Re: mod-cache-requestor plan
I believe the basic idea of forwarding multiple requests on the back end can be a very good idea, but needs some bounds as Graham suggests. .. its an interesting thought. But after Graham's opinion, I am not too sure about performance improvement/overload incured by threads ratio. if we could gain significant performance improvement (whouch would be the when server is lightly loaded), then it is worth to go for multiple sub-requests with some upper bound.-Parin
mod-cache-requestor plan
Hi All, I am a newbie. I am going to work on mod-cache and a new module mod-cache-requester as a part of Soc program. Small description of the module is as follows. When the page expires from the cache, it is removed from cache and thus next request has to wait until that page is reloaded by the back-end server. But if we add one more module which re-request the soon-to-expire pages, in that case such pages wont be removed from the cache and thus would reduce the response time. Here is the overview of how am I planning to implement it. 1. when a page is requested and it exists in the cache, mod_cache checks the expiry time of the page. 2. If (expiry time – current time) Some_Constant_Value, then mod-cache notifies mod_cache_requester about this page. This communication between mod_cache and mod_cache_requester should incur least overhead as this would affect current request's response time. 3. mod_cache_requester will re-request the page which is soon-to-expire. Each such request is done through separate thread so that multiple pages could be re-requested simultaneously.
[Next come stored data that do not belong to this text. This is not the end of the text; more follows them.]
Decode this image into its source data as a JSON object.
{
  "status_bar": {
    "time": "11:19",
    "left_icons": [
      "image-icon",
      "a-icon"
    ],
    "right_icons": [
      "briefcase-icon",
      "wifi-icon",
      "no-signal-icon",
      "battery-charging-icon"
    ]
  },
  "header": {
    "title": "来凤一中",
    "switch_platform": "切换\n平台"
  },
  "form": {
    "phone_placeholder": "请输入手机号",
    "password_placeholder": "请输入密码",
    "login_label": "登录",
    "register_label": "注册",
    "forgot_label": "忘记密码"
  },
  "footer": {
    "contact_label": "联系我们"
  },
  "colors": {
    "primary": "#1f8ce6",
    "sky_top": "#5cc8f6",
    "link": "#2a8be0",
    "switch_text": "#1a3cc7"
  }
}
This request would force the server to reload the content of the page into the cache even if it is already there. (this would reset the expiry time of the page and thus it would be able to stay in the cache for longer duration.) Please let me know what you think about this module. Also I have some questions and your help would be really useful. 1.what would be the best way for communication between mod_cache and mod_cache_requester. I believe that keeping mod_cache_requester in a separate thread would be the best way. 2.How should the mod_cache_requester send the re-request to the main server. I believe that sending it as if the request has come from the some client would be the best way to implement. But we need to attach some special status with this request so that cache_lookup is bypassed and output_filter is not added as we dont need to stream the output. 3.Other than these questions, any suggestion/correction is welcome. Any pointers to the details of related modules( mod-cache, communication between mod-cache and backend server) would be helpful too. Thanks, Parin.